Los pueblos originarios de Chile habitaron ese largo territorio escarpado de la costa sudamericana. Eran tantos y diversos como al norte pero no dejaron una huella histórica permanente. Se les divide en llamados pueblos «agroalfareros» y «preagroalfareros» —nombres por demás espantosos que denotan siempre, desde el punto de vista científico, ese fracaso cultural que supone la existencia del Otro—; se cree que fueron influenciados por culturas andinas peruanas y que no lograron un vuelo similar a éstas mientras se desarrollaban civilizaciones tan complejas como la del Cuzco.
Si bien algunos grupos subsisten, no era un misterio —ni mucho menos un motivo de celebración— para mi interlocutora confesar que el destino de los otros haya sido la extinción total e irreversible a causa, principalmente, de genocidios.
El Estado chileno reconoce hoy la existencia de nueve «pueblos originarios». Aunque estamos hablando de un poco más de 692 mil personas (menos del cinco por ciento de la población al empezar este siglo), éstas persisten en la defensa de derechos que, a pesar de su presencia en un papel, les son negados. Estos pueblos indígenas, cada vez menos en población, sufren hoy diversas formas de discriminación, viven en pobreza y desempleo, y corre peligro la preservación de sus lenguas maternas y el valor histórico que poseen debido a que siempre se les ha excluido de políticas curriculares educativas.
Si quisiéramos comprender entonces un poco la burla sufrida por Aroldo Miveco y la etnia Bora del último y exhausto boom del reality-show de la televisión chilena —más allá del histórico maleteo entre nosotros—, podríamos empezar por entender cómo Chile se mira a sí misma, en oposición a sus propios pueblos originarios.
Sin embargo, no deja de ser motivo de reflexión la manera cómo nosotros mismos nos reconocemos, ya no sólo a causa de incidentes como el de un set de televisión esperpéntico y pachotero, sino más allá de la monserga multicultural que el Estado nos vende, un documental gastronómico en Europa, las casonas coloniales o Machu Picchu.
Si la televisión chilena demostró esa visión torpe, por decir lo menos (al preguntarse, por ejemplo, si era posible que un selvático tuviera una cuenta en Facebook), de lo diferente, ¿qué patrones maneja la nuestra, sin olvidar su papel frente a los últimos conflictos sociales? O, a través de nuestra historia, ¿qué visión de nación hemos logrado cultivar desde las terribles masacres causadas por el boom del caucho mientras en Lima se trataba de reconstruir una nación empobrecida luego de la guerra con Chile?

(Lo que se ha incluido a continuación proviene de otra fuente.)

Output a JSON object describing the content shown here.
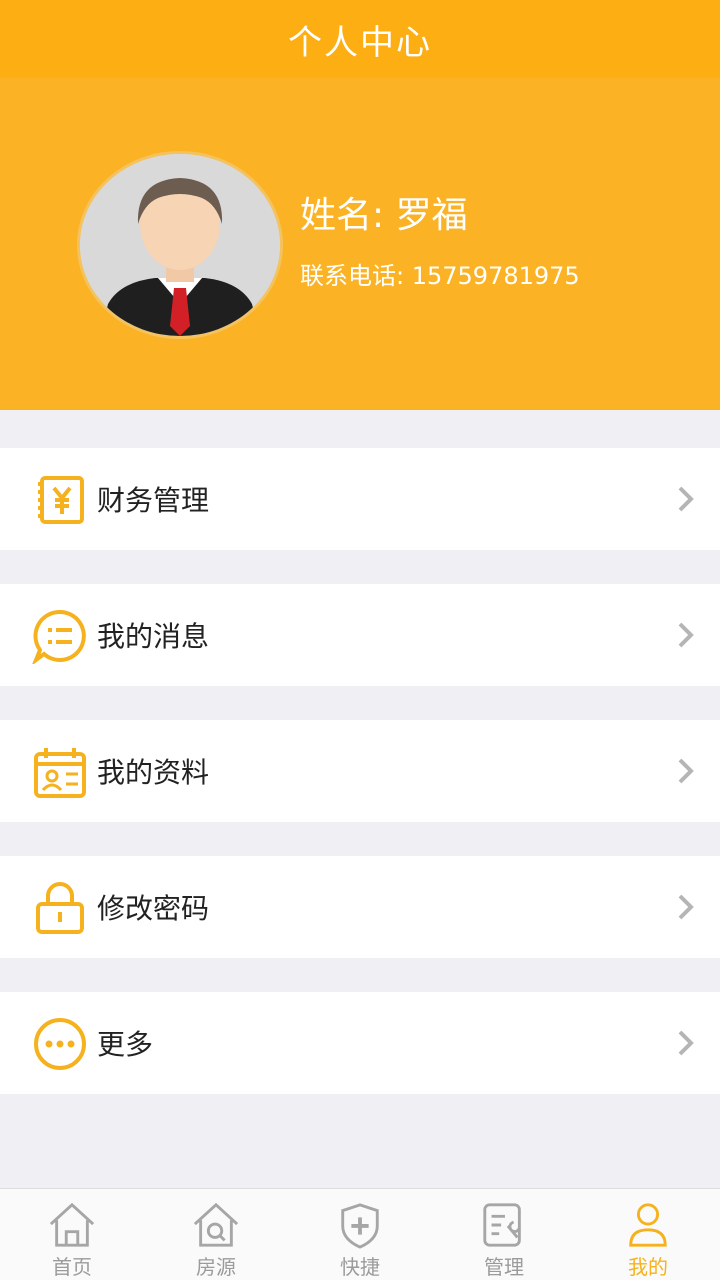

La selva está casi vacía, es salvaje y está habitada por chunchos. Es parte de nuestro territorio pero parece deshabitado; lo desconocemos pero sigue ahí, luego de los Andes; bailamos cumbia, bebemos masato, celebramos las fusiones de Bareto o el ritmo de Los Destellos pero el indio, inferior y postergado, sigue siendo indio, como el campesino un retrato de fotografía en esas postales que me llegaban del Perú cada cierto tiempo. ¿Cómo defender pues aquello que desconocemos?

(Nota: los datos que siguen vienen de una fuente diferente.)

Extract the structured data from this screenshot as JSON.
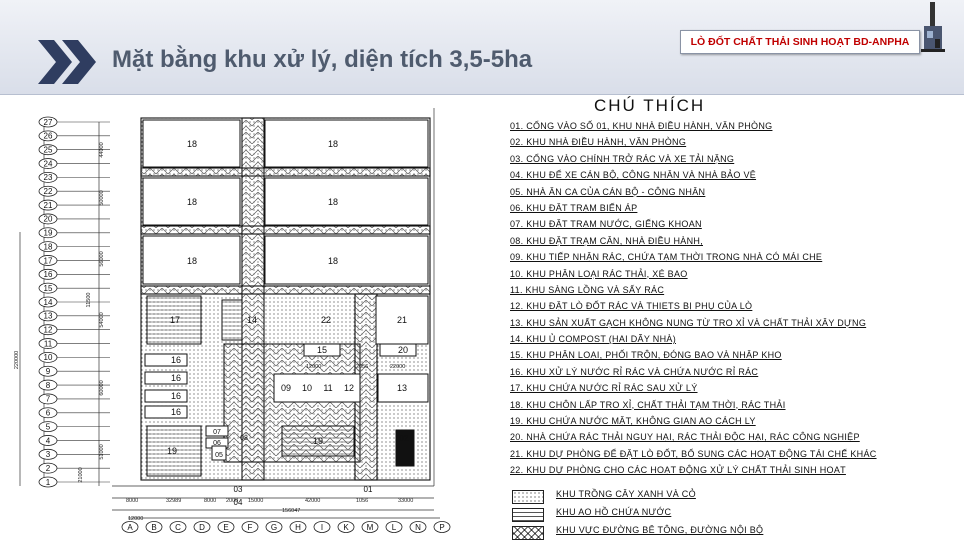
{
  "header": {
    "title": "Mặt bằng khu xử lý, diện tích 3,5-5ha",
    "badge": "LÒ ĐỐT CHẤT THẢI SINH HOẠT BD-ANPHA",
    "logo_icon": "double-chevron-icon",
    "colors": {
      "title": "#4f5b6e",
      "badge_text": "#c00000",
      "chevron": "#2f3d60"
    }
  },
  "plan": {
    "row_labels": [
      "27",
      "26",
      "25",
      "24",
      "23",
      "22",
      "21",
      "20",
      "19",
      "18",
      "17",
      "16",
      "15",
      "14",
      "13",
      "12",
      "11",
      "10",
      "9",
      "8",
      "7",
      "6",
      "5",
      "4",
      "3",
      "2",
      "1"
    ],
    "col_labels": [
      "A",
      "B",
      "C",
      "D",
      "E",
      "F",
      "G",
      "H",
      "I",
      "K",
      "M",
      "L",
      "N",
      "P"
    ],
    "vertical_dims": [
      "44000",
      "50000",
      "56000",
      "54000",
      "60000",
      "51000",
      "21000"
    ],
    "overall_height": "220000",
    "horizontal_dims": [
      "8000",
      "32989",
      "8000",
      "2000",
      "15000",
      "42000",
      "1056",
      "33000"
    ],
    "overall_width": "156047",
    "left_offset": "12000",
    "dim_12000": "12000",
    "dim_2056": "2056",
    "dim_22000": "22000",
    "zones": {
      "z18": "18",
      "z17": "17",
      "z14": "14",
      "z22": "22",
      "z21": "21",
      "z15": "15",
      "z20": "20",
      "z16": "16",
      "z09": "09",
      "z10": "10",
      "z11": "11",
      "z12": "12",
      "z13": "13",
      "z19": "19",
      "z07": "07",
      "z06": "06",
      "z05": "05",
      "z08": "08",
      "z03": "03",
      "z04": "04",
      "z02": "02",
      "z01": "01"
    }
  },
  "legend": {
    "title": "CHÚ THÍCH",
    "items": [
      "01. CỔNG VÀO SỐ 01, KHU NHÀ ĐIỀU HÀNH, VĂN PHÒNG",
      "02. KHU NHÀ ĐIỀU HÀNH, VĂN PHÒNG",
      "03. CỔNG VÀO CHÍNH TRỞ RÁC VÀ XE TẢI NẶNG",
      "04. KHU ĐỂ XE CÁN BỘ, CÔNG NHÂN VÀ NHÀ BẢO VỆ",
      "05. NHÀ ĂN CA CỦA CÁN BỘ - CÔNG NHÂN",
      "06. KHU ĐẶT TRẠM BIẾN ÁP",
      "07. KHU ĐẶT TRẠM NƯỚC, GIẾNG KHOAN",
      "08. KHU ĐẶT TRẠM CÂN, NHÀ ĐIỀU HÀNH,",
      "09. KHU TIẾP NHẬN RÁC, CHỨA TẠM THỜI TRONG NHÀ CÓ MÁI CHE",
      "10. KHU PHÂN LOẠI RÁC THẢI, XÉ BAO",
      "11. KHU SÀNG LỒNG VÀ SẤY RÁC",
      "12. KHU ĐẶT LÒ ĐỐT RÁC VÀ THIETS BỊ PHỤ CỦA LÒ",
      "13. KHU SẢN XUẤT GẠCH KHÔNG NUNG TỪ TRO XỈ VÀ CHẤT THẢI XÂY DỰNG",
      "14. KHU Ủ COMPOST (HAI DÃY NHÀ)",
      "15. KHU PHÂN LOẠI, PHỐI TRỘN, ĐÓNG BAO VÀ NHẬP KHO",
      "16. KHU XỬ LÝ NƯỚC RỈ RÁC VÀ CHỨA NƯỚC RỈ RÁC",
      "17. KHU CHỨA NƯỚC RỈ RÁC SAU XỬ LÝ",
      "18. KHU CHÔN LẤP TRO XỈ, CHẤT THẢI TẠM THỜI, RÁC THẢI",
      "19. KHU CHỨA NƯỚC MẶT, KHÔNG GIAN AO CÁCH LY",
      "20. NHÀ CHỨA RÁC THẢI NGUY HẠI, RÁC THẢI ĐỘC HẠI, RÁC CÔNG NGHIỆP",
      "21. KHU DỰ PHÒNG ĐỂ ĐẶT LÒ ĐỐT, BỔ SUNG CÁC HOẠT ĐỘNG TÁI CHẾ KHÁC",
      "22. KHU DỰ PHÒNG CHO CÁC HOẠT ĐỘNG XỬ LÝ CHẤT THẢI SINH HOẠT"
    ],
    "keys": [
      {
        "label": "KHU TRỒNG CÂY XANH VÀ CỎ",
        "pattern": "dots"
      },
      {
        "label": "KHU AO HỒ CHỨA NƯỚC",
        "pattern": "lines"
      },
      {
        "label": "KHU VỰC ĐƯỜNG BÊ TÔNG, ĐƯỜNG NỘI BỘ",
        "pattern": "zigzag"
      }
    ]
  }
}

No creo que sea sólo un asunto de estereotipos o creencias que se juegan día a día a través de los medios de comunicación, la escuela o la familia. El problema tiene un origen mucho más profundo atornillado, por decirlo de alguna manera, en nuestra alma. Son las murallas invisibles que existen en nuestra sociedad, como esas mallas que se colocan en algunos hoteles al pie de un río en medio de la selva para evitar que los mosquitos entren y, con ellos, la selva misma, auténtica y poderosa.
Siempre nos ha sido y es difícil comprender lo importante que puede ser que los pueblos originarios de nuestro país vivan una ciudadanía completa, no sólo en el ejercicio natural de sus lenguas maternas y en la explosión de su saber cultural, sino en la relación vital con un Estado que no sólo debería protegerlos sino incluirlos en el plan trazado, si es que tenemos uno, para los próximos cincuenta años.